To this, we find that Jesus’ highly political and disrupting message of love toward enemies and his example of forgiveness in the face of violent attacks comes with no justification.

It is not, “Love and bless your enemies except when you feel there is a moral justification not to.” An exclusively spiritualized gospel, disembodied from its politics, restricts the breadth of Jesus’ command to love enemies in a way that Jesus did not.

The violence we experienced in New England is akin to the violence that happens daily all around the world because it comes with a justification that violence can solve a problem.

Our children, neighbors and even our enemies are learning about Jesus from the example set by the church living its culture.

We cannot condemn violence when we believe it has no justification and exemplify those who enact it when we believe it is warranted.

Such posturing sends a dangerously ambiguous message to our culture that the church is unsure of its Lord’s teachings and example.

The massacre of children is horrifying and should bring us great sorrow; it is never justified. But the distinctly political message of Jesus tells us that the killing of our enemies should bring us as much sorrow.

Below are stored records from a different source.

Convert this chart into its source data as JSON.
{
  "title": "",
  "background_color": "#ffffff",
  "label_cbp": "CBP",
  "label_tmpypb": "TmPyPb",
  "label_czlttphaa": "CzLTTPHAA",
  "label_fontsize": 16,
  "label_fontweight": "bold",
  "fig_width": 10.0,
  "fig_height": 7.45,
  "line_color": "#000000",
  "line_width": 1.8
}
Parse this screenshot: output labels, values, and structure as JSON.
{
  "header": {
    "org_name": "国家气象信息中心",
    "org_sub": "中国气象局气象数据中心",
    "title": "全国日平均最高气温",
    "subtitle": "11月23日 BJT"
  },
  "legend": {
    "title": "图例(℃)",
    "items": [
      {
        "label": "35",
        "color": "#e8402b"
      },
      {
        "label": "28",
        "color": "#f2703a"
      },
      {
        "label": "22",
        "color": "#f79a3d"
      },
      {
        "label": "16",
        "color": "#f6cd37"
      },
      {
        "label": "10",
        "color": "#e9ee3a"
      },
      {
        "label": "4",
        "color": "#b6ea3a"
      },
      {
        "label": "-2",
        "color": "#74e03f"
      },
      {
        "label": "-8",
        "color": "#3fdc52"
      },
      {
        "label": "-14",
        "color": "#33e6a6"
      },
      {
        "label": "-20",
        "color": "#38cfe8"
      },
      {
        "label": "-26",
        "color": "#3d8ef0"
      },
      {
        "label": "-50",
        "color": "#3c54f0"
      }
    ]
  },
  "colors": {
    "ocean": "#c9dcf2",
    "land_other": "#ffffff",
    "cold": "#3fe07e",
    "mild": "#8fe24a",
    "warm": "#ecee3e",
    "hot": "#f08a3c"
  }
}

The link between the two types of violence is troubling. We can never hope to curb the violence in our schools and on our streets until we stop making saints of those who are willing to kill our enemies on our behalf.

Like the historic peace churches have demonstrated through their centuries-old tradition of nonresistance, the cost will be high and the witness painful in a culture enamored with the ethos of superior military might and a justified proportional response to violence.

But in the face of such great sacrifice and prophetic witness, Jesus gives a message of promise to his church: “Love your enemies … Your reward will be great, and you will be children of the most high; for he is kind to the ungrateful and the wicked” (Luke 6:35).

Christopher Montgomery is the pastor of a Church of the Brethren parish near Philadelphia.